Bebê pode ficar sozinho?

Pós-Parto | 02/11/2021

Carta para Fernanda

E a todas as mães que se interessarem pelo tema

O objetivo da nossa carta é pensar junto com você sobre como a mãe pode cuidar do bebê e se ocupar de outros afazeres e interesses, depois dos primeiros meses de vida.

Não esqueça que uma das primeiras experiências do bebê em ficar sozinho é enquanto dorme. Mesmo que você estiver do lado da L., dormir é uma atividade solitária. Não há como não ser: o bebê só fica em contato consigo mesmo, pois os estímulos externos devem ser neutralizados até para garantir o sono. Portanto a L. já tem a experiência de ficar sozinha, aliás, muito bem, porque já dorme muitas horas seguidas a noite.

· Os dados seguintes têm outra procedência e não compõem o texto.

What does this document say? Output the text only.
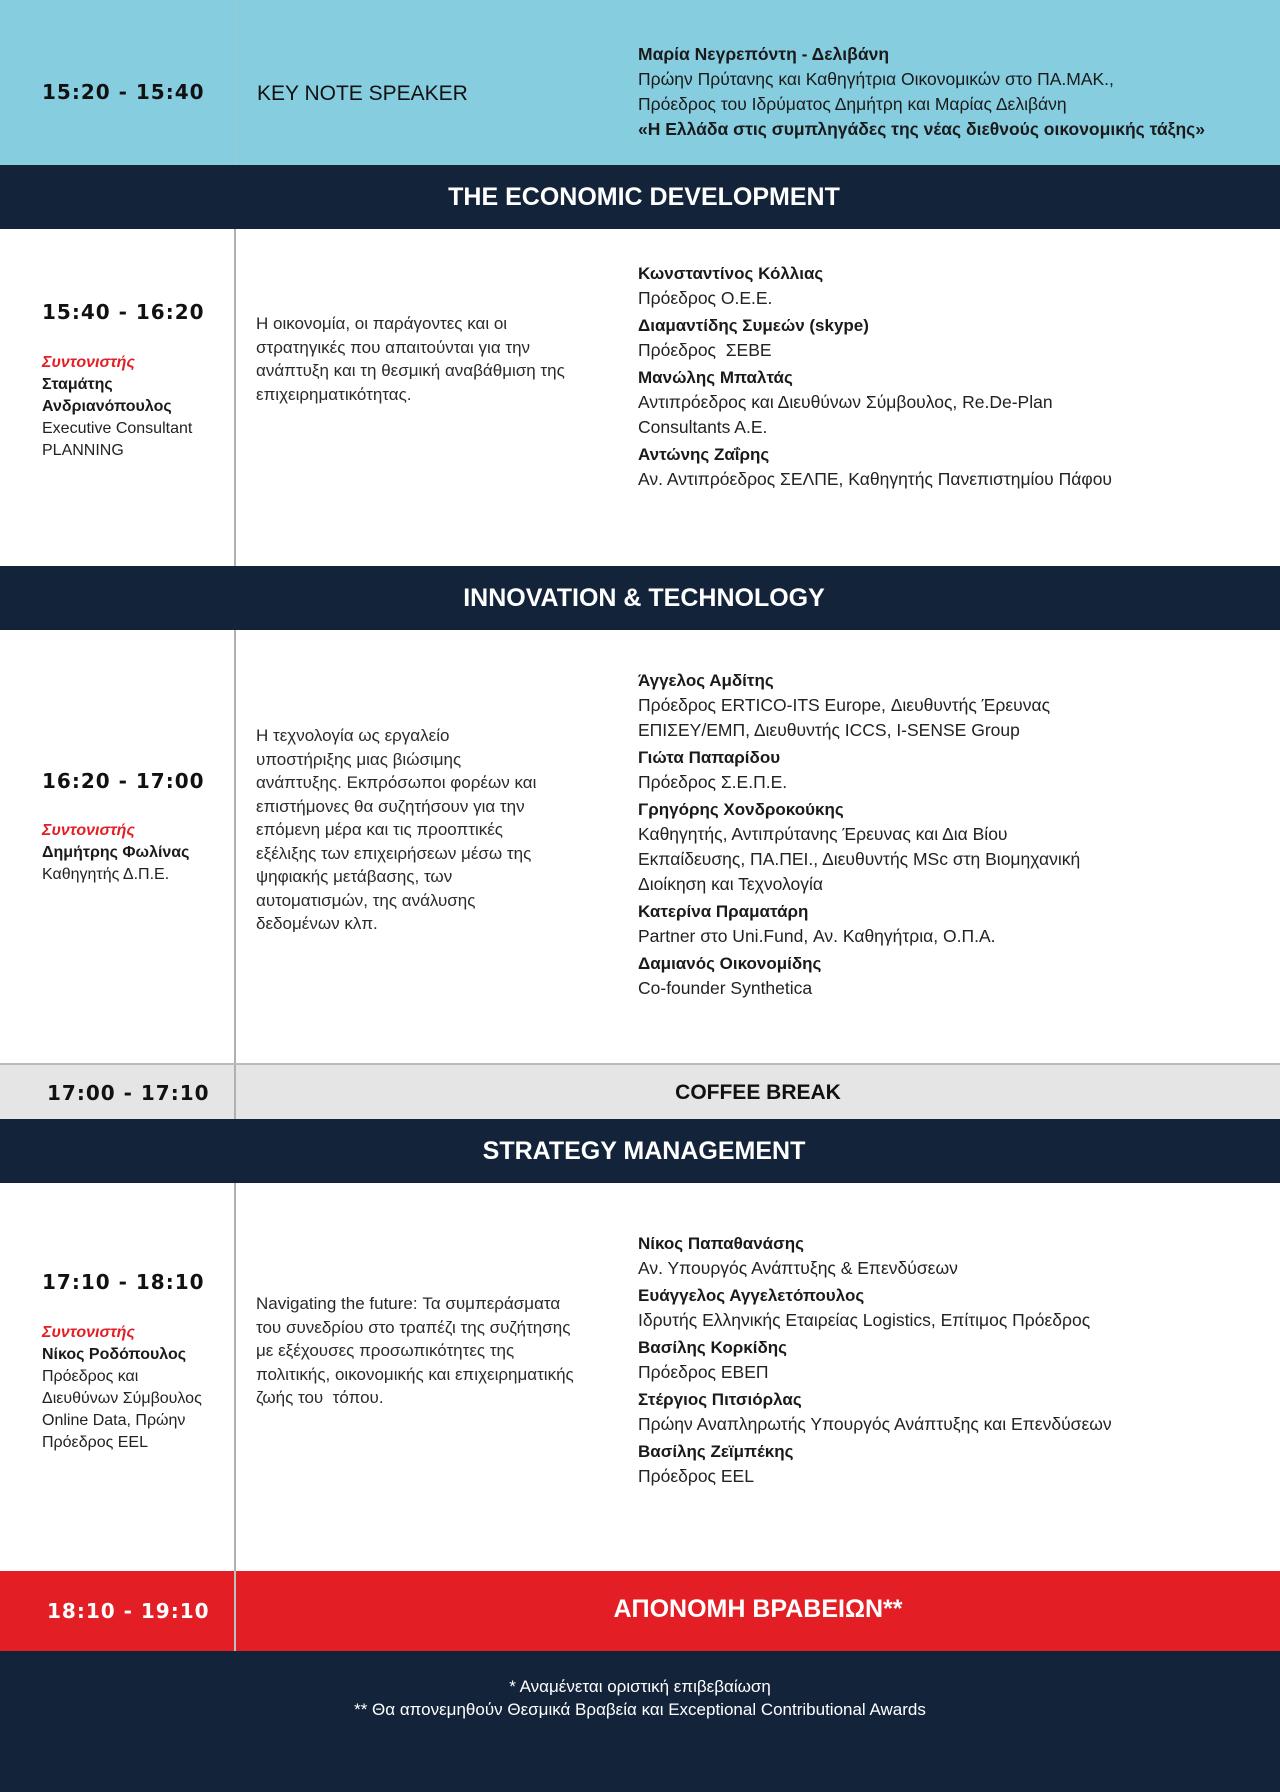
15:20 - 15:40 KEY NOTE SPEAKER
Μαρία Νεγρεπόντη - Δελιβάνη
Πρώην Πρύτανης και Καθηγήτρια Οικονομικών στο ΠΑ.ΜΑΚ.,
Πρόεδρος του Ιδρύματος Δημήτρη και Μαρίας Δελιβάνη
«Η Ελλάδα στις συμπληγάδες της νέας διεθνούς οικονομικής τάξης»
THE ECONOMIC DEVELOPMENT
15:40 - 16:20
Συντονιστής
Σταμάτης
Ανδριανόπουλος
Executive Consultant
PLANNING
Η οικονομία, οι παράγοντες και οι
στρατηγικές που απαιτούνται για την
ανάπτυξη και τη θεσμική αναβάθμιση της
επιχειρηματικότητας.
Κωνσταντίνος Κόλλιας
Πρόεδρος Ο.Ε.Ε.
Διαμαντίδης Συμεών (skype)
Πρόεδρος  ΣΕΒΕ
Μανώλης Μπαλτάς
Αντιπρόεδρος και Διευθύνων Σύμβουλος, Re.De-Plan
Consultants A.E.
Αντώνης Ζαΐρης
Αν. Αντιπρόεδρος ΣΕΛΠΕ, Καθηγητής Πανεπιστημίου Πάφου
INNOVATION & TECHNOLOGY
16:20 - 17:00
Συντονιστής
Δημήτρης Φωλίνας
Καθηγητής Δ.Π.Ε.
Η τεχνολογία ως εργαλείο
υποστήριξης μιας βιώσιμης
ανάπτυξης. Εκπρόσωποι φορέων και
επιστήμονες θα συζητήσουν για την
επόμενη μέρα και τις προοπτικές
εξέλιξης των επιχειρήσεων μέσω της
ψηφιακής μετάβασης, των
αυτοματισμών, της ανάλυσης
δεδομένων κλπ.
Άγγελος Αμδίτης
Πρόεδρος ERTICO-ITS Europe, Διευθυντής Έρευνας
ΕΠΙΣΕΥ/ΕΜΠ, Διευθυντής ICCS, I-SENSE Group
Γιώτα Παπαρίδου
Πρόεδρος Σ.Ε.Π.Ε.
Γρηγόρης Χονδροκούκης
Καθηγητής, Αντιπρύτανης Έρευνας και Δια Βίου
Εκπαίδευσης, ΠΑ.ΠΕΙ., Διευθυντής MSc στη Βιομηχανική
Διοίκηση και Τεχνολογία
Κατερίνα Πραματάρη
Partner στο Uni.Fund, Αν. Καθηγήτρια, Ο.Π.Α.
Δαμιανός Οικονομίδης
Co-founder Synthetica
17:00 - 17:10	COFFEE BREAK
STRATEGY MANAGEMENT
17:10 - 18:10
Συντονιστής
Νίκος Ροδόπουλος
Πρόεδρος και
Διευθύνων Σύμβουλος
Online Data, Πρώην
Πρόεδρος EEL
Navigating the future: Τα συμπεράσματα
του συνεδρίου στο τραπέζι της συζήτησης
με εξέχουσες προσωπικότητες της
πολιτικής, οικονομικής και επιχειρηματικής
ζωής του  τόπου.
Νίκος Παπαθανάσης
Αν. Υπουργός Ανάπτυξης & Επενδύσεων
Ευάγγελος Αγγελετόπουλος
Ιδρυτής Ελληνικής Εταιρείας Logistics, Επίτιμος Πρόεδρος
Βασίλης Κορκίδης
Πρόεδρος ΕΒΕΠ
Στέργιος Πιτσιόρλας
Πρώην Αναπληρωτής Υπουργός Ανάπτυξης και Επενδύσεων
Βασίλης Ζεϊμπέκης
Πρόεδρος EEL
18:10 - 19:10	ΑΠΟΝΟΜΗ ΒΡΑΒΕΙΩΝ**
* Αναμένεται οριστική επιβεβαίωση
** Θα απονεμηθούν Θεσμικά Βραβεία και Exceptional Contributional Awards
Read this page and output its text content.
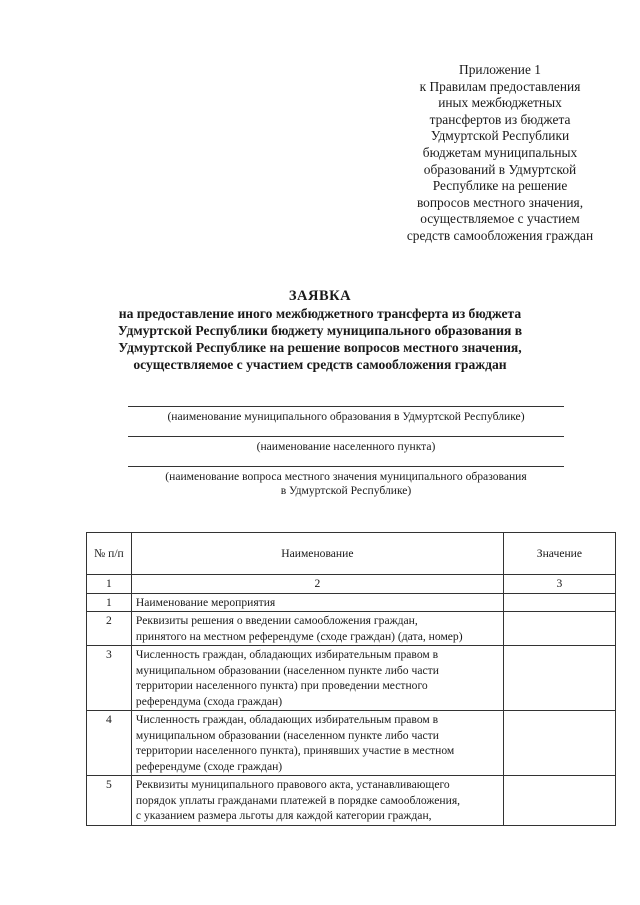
Приложение 1
к Правилам предоставления
иных межбюджетных
трансфертов из бюджета
Удмуртской Республики
бюджетам муниципальных
образований в Удмуртской
Республике на решение
вопросов местного значения,
осуществляемое с участием
средств самообложения граждан
ЗАЯВКА
на предоставление иного межбюджетного трансферта из бюджета
Удмуртской Республики бюджету муниципального образования в
Удмуртской Республике на решение вопросов местного значения,
осуществляемое с участием средств самообложения граждан
(наименование муниципального образования в Удмуртской Республике)
(наименование населенного пункта)
(наименование вопроса местного значения муниципального образования
в Удмуртской Республике)
№ п/п	Наименование	Значение
1	2	3
1	Наименование мероприятия	

2	Реквизиты решения о введении самообложения граждан,
принятого на местном референдуме (сходе граждан) (дата, номер)	

3	Численность граждан, обладающих избирательным правом в
муниципальном образовании (населенном пункте либо части
территории населенного пункта) при проведении местного
референдума (схода граждан)	

4	Численность граждан, обладающих избирательным правом в
муниципальном образовании (населенном пункте либо части
территории населенного пункта), принявших участие в местном
референдуме (сходе граждан)	

5	Реквизиты муниципального правового акта, устанавливающего
порядок уплаты гражданами платежей в порядке самообложения,
с указанием размера льготы для каждой категории граждан,	
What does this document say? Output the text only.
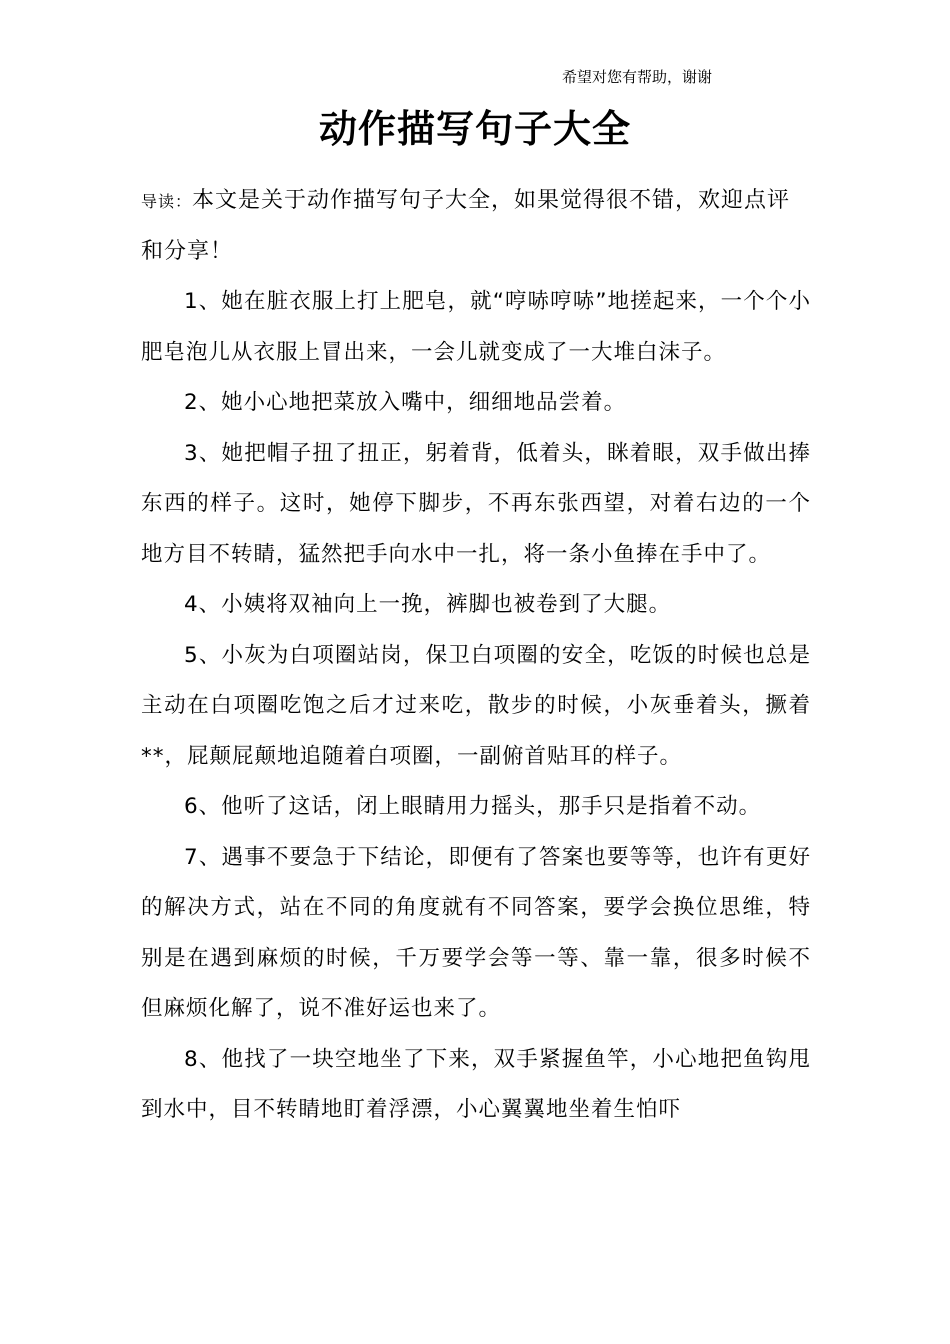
希望对您有帮助，谢谢
动作描写句子大全

导读：本文是关于动作描写句子大全，如果觉得很不错，欢迎点评和分享！

1、她在脏衣服上打上肥皂，就“哼哧哼哧”地搓起来，一个个小肥皂泡儿从衣服上冒出来，一会儿就变成了一大堆白沫子。

2、她小心地把菜放入嘴中，细细地品尝着。

3、她把帽子扭了扭正，躬着背，低着头，眯着眼，双手做出捧东西的样子。这时，她停下脚步，不再东张西望，对着右边的一个地方目不转睛，猛然把手向水中一扎，将一条小鱼捧在手中了。

4、小姨将双袖向上一挽，裤脚也被卷到了大腿。

5、小灰为白项圈站岗，保卫白项圈的安全，吃饭的时候也总是主动在白项圈吃饱之后才过来吃，散步的时候，小灰垂着头，撅着**，屁颠屁颠地追随着白项圈，一副俯首贴耳的样子。

6、他听了这话，闭上眼睛用力摇头，那手只是指着不动。

7、遇事不要急于下结论，即便有了答案也要等等，也许有更好的解决方式，站在不同的角度就有不同答案，要学会换位思维，特别是在遇到麻烦的时候，千万要学会等一等、靠一靠，很多时候不但麻烦化解了，说不准好运也来了。

8、他找了一块空地坐了下来，双手紧握鱼竿，小心地把鱼钩甩到水中，目不转睛地盯着浮漂，小心翼翼地坐着生怕吓
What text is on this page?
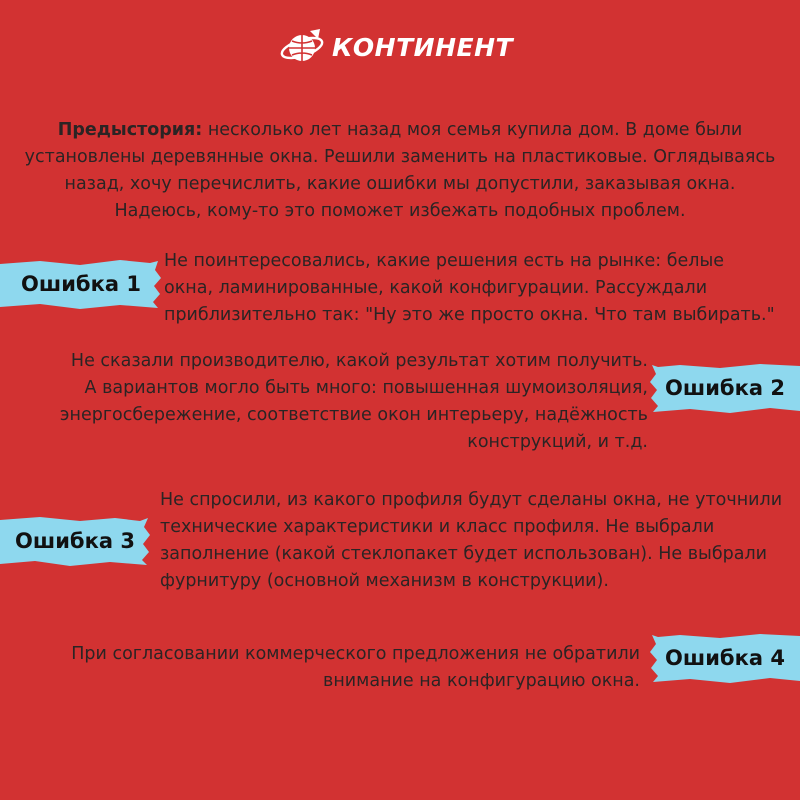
КОНТИНЕНТ
Предыстория: несколько лет назад моя семья купила дом. В доме были
установлены деревянные окна. Решили заменить на пластиковые. Оглядываясь
назад, хочу перечислить, какие ошибки мы допустили, заказывая окна.
Надеюсь, кому-то это поможет избежать подобных проблем.
Ошибка 1
Не поинтересовались, какие решения есть на рынке: белые
окна, ламинированные, какой конфигурации. Рассуждали
приблизительно так: "Ну это же просто окна. Что там выбирать."
Не сказали производителю, какой результат хотим получить.
А вариантов могло быть много: повышенная шумоизоляция,
энергосбережение, соответствие окон интерьеру, надёжность
конструкций, и т.д.
Ошибка 2
Ошибка 3
Не спросили, из какого профиля будут сделаны окна, не уточнили
технические характеристики и класс профиля. Не выбрали
заполнение (какой стеклопакет будет использован). Не выбрали
фурнитуру (основной механизм в конструкции).
При согласовании коммерческого предложения не обратили
внимание на конфигурацию окна.
Ошибка 4
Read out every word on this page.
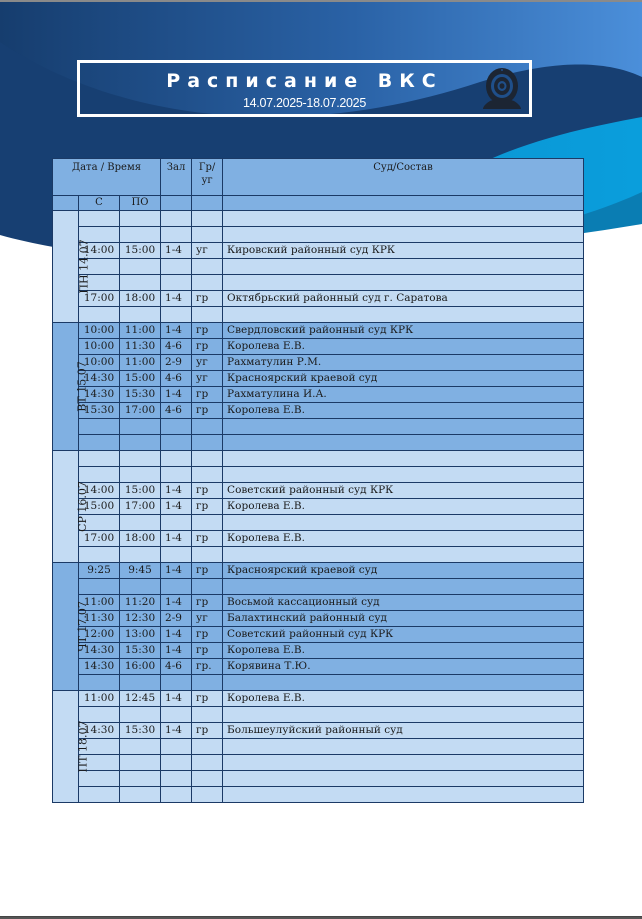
Расписание ВКС
14.07.2025-18.07.2025
Дата / Время			Зал	Гр/ уг	Суд/Состав
	С	ПО			
ПН 14.07					

	14:00	15:00	1-4	уг	Кировский районный суд КРК

	17:00	18:00	1-4	гр	Октябрьский районный суд г. Саратова

ВТ 15.07	10:00	11:00	1-4	гр	Свердловский районный суд КРК
	10:00	11:30	4-6	гр	Королева Е.В.
	10:00	11:00	2-9	уг	Рахматулин Р.М.
	14:30	15:00	4-6	уг	Красноярский краевой суд
	14:30	15:30	1-4	гр	Рахматулина И.А.
	15:30	17:00	4-6	гр	Королева Е.В.

СР 16.07					

	14:00	15:00	1-4	гр	Советский районный суд КРК
	15:00	17:00	1-4	гр	Королева Е.В.

	17:00	18:00	1-4	гр	Королева Е.В.

ЧТ 17.07	9:25	9:45	1-4	гр	Красноярский краевой суд

	11:00	11:20	1-4	гр	Восьмой кассационный суд
	11:30	12:30	2-9	уг	Балахтинский районный суд
	12:00	13:00	1-4	гр	Советский районный суд КРК
	14:30	15:30	1-4	гр	Королева Е.В.
	14:30	16:00	4-6	гр.	Корявина Т.Ю.

ПТ 18.07	11:00	12:45	1-4	гр	Королева Е.В.

	14:30	15:30	1-4	гр	Большеулуйский районный суд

O bebê consegue dormir porque foi alimentado com leite e com a presença da mãe.  Essas duas experiências – ser alimentado e ter estado junto da mãe, ouvindo sua voz, olhando nos seus olhos e sendo olhada, fornecem um repertório importante para que o bebê possa dormir tranqüilo tendo a expectativa de reencontrar-se com a mãe, ao acordar.

Um dos significados de ficar sozinho é ficar por sua conta, é dar tratos à imaginação e se distrair com o que tem para ser visto, ouvido, brincar com as mãos e depois com os pés. Pode estar fisicamente em companhia da mãe, do pai, ou de outra pessoa que cuide, mas que naquele momento não se ocupa diretamente dela. Você pode levá-la para a cozinha, acomodá-la no bebê conforto e se concentrar em alguma atividade que não inclua a L.. Ela está com você na cozinha, mas você está se ocupando com outra coisa. Você está concentrada em cozinhar, em ler, em falar ao telefone. Você abrirá uma possibilidade para a L. se ocupar por ela e com ela mesma, descobrindo suas competências criativas.

Quando o bebê nasce ele é completamente dependente; tão dependente que ele e você, do ponto de vista dele, são apenas um. Não há dentro e fora.  E você sustentou isso muito bem, ficando à disposição da sua filha todo o tempo em que ela ficava acordada. O bebê recém-nascido se ficar sozinho, ele simplesmente não é. Não pode existir sozinho. Nos primeiros meses de vida você foi se adaptando a L. respondendo a tudo que ela precisava, você foi se ajustando a ela de muito perto, e todo o tempo.

Agora, aos 5- 6 meses L. pode começar a ficar só, na sua presença, para que possa ir fazendo a experiência de ser ela mesma. É um momento criativo onde ela começa a se apropriar do mundo à volta dela. Não se trata de perder o contato com a L., mas de você mesma experimentar um contato mais sutil com ela. Poder olhar para outra pessoa, que não ela, na presença dela. Aos cinco meses o bebê já pega objetos na mão, já os empurra, explora e já pode ficar sentado com apoio e olhar o que está à sua volta de outro ângulo. Os brinquedos são para o bebê, uma extensão do adulto, e ela reinventa seu uso ao seu modo.

Em nenhum momento qualquer um de nós fica completamente independente. Autonomia absoluta não existe. Sempre precisamos e precisaremos manter contato com outros. Em qualquer momento da vida. Nos separamos e nos re-unimos. Vamos e voltamos. Esse movimento o bebê começa a aprender com a mãe, que também vai e volta.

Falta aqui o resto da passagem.